Think of weightlifting. If you want to lift heavy objects just for the sheer physical thrill of lifting heavy things, then lifting natural stones and logs is hard to beat. They look cool, you look and feel like some kind of reborn avatar of Beowulf when you bring one up, and they're challenging because they're so irregular. But if you want to start lifting today and be a great deal stronger a year or two down the road, most people will get better results by lifting consistently and increasing the load by small increments so that progression can be smooth and consistent as well. That's why almost every gym has barbell plates as small as 2.5 pounds, and the better ones have even smaller plates that weigh one pound, half a pound or a quarter of a pound. Not because it's of key importance to know at all times that you're lifting half a pound more than the guy next to you, but because it's important to be able to increase your load from the same workout last week even if you can only increase it by half a pound. That's how you create progression.

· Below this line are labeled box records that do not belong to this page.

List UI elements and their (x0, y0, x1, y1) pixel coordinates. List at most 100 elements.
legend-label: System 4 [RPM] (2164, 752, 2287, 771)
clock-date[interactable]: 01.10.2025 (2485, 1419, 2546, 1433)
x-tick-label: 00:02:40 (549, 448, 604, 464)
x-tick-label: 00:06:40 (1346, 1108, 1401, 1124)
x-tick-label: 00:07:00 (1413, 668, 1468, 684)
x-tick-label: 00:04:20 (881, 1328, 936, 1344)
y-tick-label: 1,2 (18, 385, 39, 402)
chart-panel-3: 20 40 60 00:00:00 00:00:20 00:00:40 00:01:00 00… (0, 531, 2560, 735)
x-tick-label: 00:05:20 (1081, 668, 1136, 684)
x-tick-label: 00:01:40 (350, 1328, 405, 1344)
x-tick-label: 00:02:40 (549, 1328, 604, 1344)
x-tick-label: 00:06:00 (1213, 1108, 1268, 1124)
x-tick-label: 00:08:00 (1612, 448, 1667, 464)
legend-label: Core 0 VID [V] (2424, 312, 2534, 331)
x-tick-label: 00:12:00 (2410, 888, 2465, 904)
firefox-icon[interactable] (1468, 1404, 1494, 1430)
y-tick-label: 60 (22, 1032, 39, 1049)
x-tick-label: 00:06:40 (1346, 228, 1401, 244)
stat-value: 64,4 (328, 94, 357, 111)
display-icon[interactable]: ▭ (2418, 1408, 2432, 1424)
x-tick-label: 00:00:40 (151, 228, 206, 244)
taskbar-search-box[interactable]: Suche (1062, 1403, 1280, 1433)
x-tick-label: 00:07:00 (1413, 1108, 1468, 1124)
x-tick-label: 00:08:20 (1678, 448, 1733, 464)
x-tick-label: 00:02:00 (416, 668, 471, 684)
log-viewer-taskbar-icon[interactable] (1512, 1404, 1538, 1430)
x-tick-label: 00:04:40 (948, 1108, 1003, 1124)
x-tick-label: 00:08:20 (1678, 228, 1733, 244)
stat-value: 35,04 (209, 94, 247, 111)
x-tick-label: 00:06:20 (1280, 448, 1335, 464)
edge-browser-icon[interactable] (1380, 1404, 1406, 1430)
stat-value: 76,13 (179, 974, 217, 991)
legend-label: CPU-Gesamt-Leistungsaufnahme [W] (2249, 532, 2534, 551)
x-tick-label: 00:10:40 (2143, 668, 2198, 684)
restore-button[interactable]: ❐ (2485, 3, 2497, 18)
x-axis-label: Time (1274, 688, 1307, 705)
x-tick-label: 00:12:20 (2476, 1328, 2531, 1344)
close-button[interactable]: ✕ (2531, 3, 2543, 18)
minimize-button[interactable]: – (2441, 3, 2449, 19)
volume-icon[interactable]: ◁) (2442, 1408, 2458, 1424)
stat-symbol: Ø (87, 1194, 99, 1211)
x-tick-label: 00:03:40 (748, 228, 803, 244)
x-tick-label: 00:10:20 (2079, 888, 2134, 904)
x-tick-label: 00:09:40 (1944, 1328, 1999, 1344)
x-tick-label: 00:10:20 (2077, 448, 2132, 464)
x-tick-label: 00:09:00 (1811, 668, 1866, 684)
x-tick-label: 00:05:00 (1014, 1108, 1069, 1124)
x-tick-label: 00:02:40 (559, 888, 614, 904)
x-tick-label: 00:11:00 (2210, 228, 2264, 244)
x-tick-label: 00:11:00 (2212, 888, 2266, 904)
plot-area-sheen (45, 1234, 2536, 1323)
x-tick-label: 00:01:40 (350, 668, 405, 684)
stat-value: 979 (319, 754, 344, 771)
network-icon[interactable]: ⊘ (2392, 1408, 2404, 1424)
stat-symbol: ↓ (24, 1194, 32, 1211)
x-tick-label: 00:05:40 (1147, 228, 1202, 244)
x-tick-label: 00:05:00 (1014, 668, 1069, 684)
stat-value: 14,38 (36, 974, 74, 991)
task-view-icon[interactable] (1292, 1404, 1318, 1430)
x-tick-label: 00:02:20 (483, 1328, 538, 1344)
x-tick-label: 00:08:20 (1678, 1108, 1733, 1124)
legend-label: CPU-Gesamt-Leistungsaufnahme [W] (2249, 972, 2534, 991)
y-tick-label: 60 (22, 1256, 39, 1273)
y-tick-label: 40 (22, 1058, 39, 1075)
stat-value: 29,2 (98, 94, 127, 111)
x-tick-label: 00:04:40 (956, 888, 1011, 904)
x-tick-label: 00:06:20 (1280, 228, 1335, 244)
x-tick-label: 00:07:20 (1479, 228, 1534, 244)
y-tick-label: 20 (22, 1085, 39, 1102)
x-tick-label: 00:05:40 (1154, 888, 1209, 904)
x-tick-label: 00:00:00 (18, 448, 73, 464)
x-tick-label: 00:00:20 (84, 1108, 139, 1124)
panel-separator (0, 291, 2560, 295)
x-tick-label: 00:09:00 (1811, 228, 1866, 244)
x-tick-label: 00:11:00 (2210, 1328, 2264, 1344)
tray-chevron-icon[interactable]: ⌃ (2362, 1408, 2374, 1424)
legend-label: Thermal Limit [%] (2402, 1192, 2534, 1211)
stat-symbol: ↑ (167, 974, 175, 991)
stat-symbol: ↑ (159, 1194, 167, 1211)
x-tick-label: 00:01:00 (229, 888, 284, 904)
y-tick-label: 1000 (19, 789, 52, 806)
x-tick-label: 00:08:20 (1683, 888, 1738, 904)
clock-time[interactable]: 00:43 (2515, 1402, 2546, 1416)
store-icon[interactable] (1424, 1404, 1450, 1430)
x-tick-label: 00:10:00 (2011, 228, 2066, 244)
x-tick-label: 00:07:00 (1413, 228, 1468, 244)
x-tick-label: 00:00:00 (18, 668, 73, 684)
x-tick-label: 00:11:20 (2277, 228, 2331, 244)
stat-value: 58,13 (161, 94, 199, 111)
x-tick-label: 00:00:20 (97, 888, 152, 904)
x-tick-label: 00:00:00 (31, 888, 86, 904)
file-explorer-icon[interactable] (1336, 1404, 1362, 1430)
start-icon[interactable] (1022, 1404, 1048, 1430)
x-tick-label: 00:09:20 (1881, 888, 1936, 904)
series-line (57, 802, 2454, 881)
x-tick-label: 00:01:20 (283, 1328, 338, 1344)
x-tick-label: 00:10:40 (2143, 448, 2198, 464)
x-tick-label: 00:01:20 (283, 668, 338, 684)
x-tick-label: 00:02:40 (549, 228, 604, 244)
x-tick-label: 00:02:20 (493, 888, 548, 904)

Similarly, I imagine people use cadence meters (after all that long-winded bloviating, I reveal that I don't have one) to try to beat earlier performances even if they can only "beat themselves" by such small increments of cadence that they couldn't detect the difference by feel. Certainly I use the cadence and the resistance settings on elliptical trainers at the gym to do the same thing. And speaking of that . . . it's actually time to go hit the gym.